HarveyBirdman wrote:this is an excellent point and is in the neighborhood of what i am trying to get across here. it seems like a lot of posters here are focused on the all-mighty list of law schools, not on their own personal abilities. what is stopping us from doing anything we want? ourselves. not our schools.
i know what it takes to get into a top ranked law school, but for me the universe began collapsing on itself when i started wondering "what does a high LSAT score mean? how is it relevant to law school or working in the law profession?" as well as the same questions regarding GPA, extra-curriculars, recommendations, etc etc.
and then there's the questions of "why is a particular law school better ranked than another?" and "should i blindly follow these rankings trying to claw my way to the top?"
it might be evident why harvard law is a much better school than hollywood upstairs law school, but when you compare two schools like harvard and cincinnati that have both been around forever and obviously neither are run by idiots, what is the tangible difference here? biglaw firms from across the country will recruit at harvard but not at cincinnati? why? because they don't have the resources to go to every mom and pop law school or because they honestly think students from those law schools will make inferior employees compared to the harvard ones?
hypothetical situation: hard working student from 4th tier law school is recruited by biglaw firm, offered huge starting salary compared to what his classmates get. he's a proven hard worker even if he didn't have the money or LSAT/GPA numbers to get into a top school. to me it would seem like that person would be so thankful for that opportunity he would work his ass off at that firm and be the most loyal employee they could hope for.
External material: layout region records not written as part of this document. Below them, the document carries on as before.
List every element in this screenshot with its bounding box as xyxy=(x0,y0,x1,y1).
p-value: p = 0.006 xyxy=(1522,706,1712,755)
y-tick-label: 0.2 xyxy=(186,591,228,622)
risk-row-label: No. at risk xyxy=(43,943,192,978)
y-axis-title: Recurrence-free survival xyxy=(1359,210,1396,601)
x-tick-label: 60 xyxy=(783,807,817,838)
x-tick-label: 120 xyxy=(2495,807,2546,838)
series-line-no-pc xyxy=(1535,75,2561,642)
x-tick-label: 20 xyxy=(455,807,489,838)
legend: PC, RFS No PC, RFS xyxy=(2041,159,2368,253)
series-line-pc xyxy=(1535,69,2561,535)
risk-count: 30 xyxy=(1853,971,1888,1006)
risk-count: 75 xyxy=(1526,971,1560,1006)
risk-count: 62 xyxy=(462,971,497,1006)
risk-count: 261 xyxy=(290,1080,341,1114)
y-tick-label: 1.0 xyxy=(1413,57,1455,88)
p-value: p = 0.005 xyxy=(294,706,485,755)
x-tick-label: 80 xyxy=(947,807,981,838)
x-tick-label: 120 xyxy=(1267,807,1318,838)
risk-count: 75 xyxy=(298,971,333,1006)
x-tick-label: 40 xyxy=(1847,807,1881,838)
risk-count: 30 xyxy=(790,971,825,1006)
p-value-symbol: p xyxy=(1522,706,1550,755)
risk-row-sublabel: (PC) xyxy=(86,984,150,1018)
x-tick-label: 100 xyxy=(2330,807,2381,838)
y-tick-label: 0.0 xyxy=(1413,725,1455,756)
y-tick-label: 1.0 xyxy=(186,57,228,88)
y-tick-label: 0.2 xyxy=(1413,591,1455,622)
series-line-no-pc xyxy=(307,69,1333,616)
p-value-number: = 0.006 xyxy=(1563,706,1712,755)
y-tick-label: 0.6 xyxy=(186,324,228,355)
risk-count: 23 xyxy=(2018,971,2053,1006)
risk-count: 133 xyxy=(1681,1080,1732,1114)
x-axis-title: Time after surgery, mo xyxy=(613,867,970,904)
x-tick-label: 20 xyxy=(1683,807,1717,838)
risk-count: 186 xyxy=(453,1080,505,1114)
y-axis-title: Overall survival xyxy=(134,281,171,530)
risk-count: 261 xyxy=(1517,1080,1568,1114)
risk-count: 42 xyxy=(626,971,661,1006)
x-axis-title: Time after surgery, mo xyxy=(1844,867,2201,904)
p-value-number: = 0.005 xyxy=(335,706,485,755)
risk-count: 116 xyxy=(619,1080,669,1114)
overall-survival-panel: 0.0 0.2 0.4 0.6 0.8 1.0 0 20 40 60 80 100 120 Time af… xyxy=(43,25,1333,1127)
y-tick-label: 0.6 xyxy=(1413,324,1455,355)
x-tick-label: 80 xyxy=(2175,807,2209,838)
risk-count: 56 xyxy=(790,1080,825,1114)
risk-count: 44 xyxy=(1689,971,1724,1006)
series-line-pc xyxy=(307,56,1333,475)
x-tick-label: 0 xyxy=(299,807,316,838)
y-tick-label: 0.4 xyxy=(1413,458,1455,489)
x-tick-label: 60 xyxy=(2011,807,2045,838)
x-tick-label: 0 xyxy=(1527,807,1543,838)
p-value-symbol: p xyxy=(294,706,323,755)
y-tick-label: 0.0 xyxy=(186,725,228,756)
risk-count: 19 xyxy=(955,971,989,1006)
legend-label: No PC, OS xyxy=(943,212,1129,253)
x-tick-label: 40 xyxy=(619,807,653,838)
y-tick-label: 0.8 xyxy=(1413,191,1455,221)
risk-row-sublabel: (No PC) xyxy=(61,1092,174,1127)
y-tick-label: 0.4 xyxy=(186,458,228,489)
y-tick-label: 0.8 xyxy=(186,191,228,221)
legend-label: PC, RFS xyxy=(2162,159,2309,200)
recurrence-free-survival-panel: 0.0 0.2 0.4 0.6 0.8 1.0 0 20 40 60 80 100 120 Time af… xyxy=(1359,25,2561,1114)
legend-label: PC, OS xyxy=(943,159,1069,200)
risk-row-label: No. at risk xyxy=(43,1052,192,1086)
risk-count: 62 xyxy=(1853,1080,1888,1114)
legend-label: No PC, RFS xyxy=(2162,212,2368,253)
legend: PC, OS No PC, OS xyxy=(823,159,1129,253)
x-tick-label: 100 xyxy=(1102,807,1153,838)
anyway, back to what law admissions people are looking for...some people here made good points that they are aiming to increase their rankings and add diversity to the class. but if i were to call a top law school's admissions office and bluntly ask them "what do you look for in an applicant?" and they said "good LSAT scores, GPA, etc" and then i said "why do those things matter?" what would be the answer to that?
High LSAT: You're good at reading comprehension, analytical reasoning, and logic. All skills that are pretty good and dandy when studying law.
High GPA: You had the combination of talents/work ethic(/gradeinflation/easycourseelection/etc.) to not do poorly in undergrad. You are more likely to pull the same off in law school than someone who flunked undergrad(there are exceptions, systems are never designed for the odd exception, nor should they be).
Extracurriculars: You have done things in your life besides play video games! You have possibly accomplished things outside of the classroom that can demonstrate important skills for success (leadership, involvement, a propensity to do something besides sitting around...)
Recommendations: Demonstrate that you're not such a totally insufferable twat that even your professors hate you!
Big Law prefers top schools for several reasons:
1) They're mostly alums from there.
2) They do believe that the average Harvard student is going to be better than the average T4 student. Sureee there might be an exception, but it is impractical and inefficient to do an exhaustive search for an exception, when you could just do a narrow search to find many people who are good enough for your needs.
Law firms aren't the only ones to do this. Consulting companies, finance companies, etc. do this as well at the undergrad level.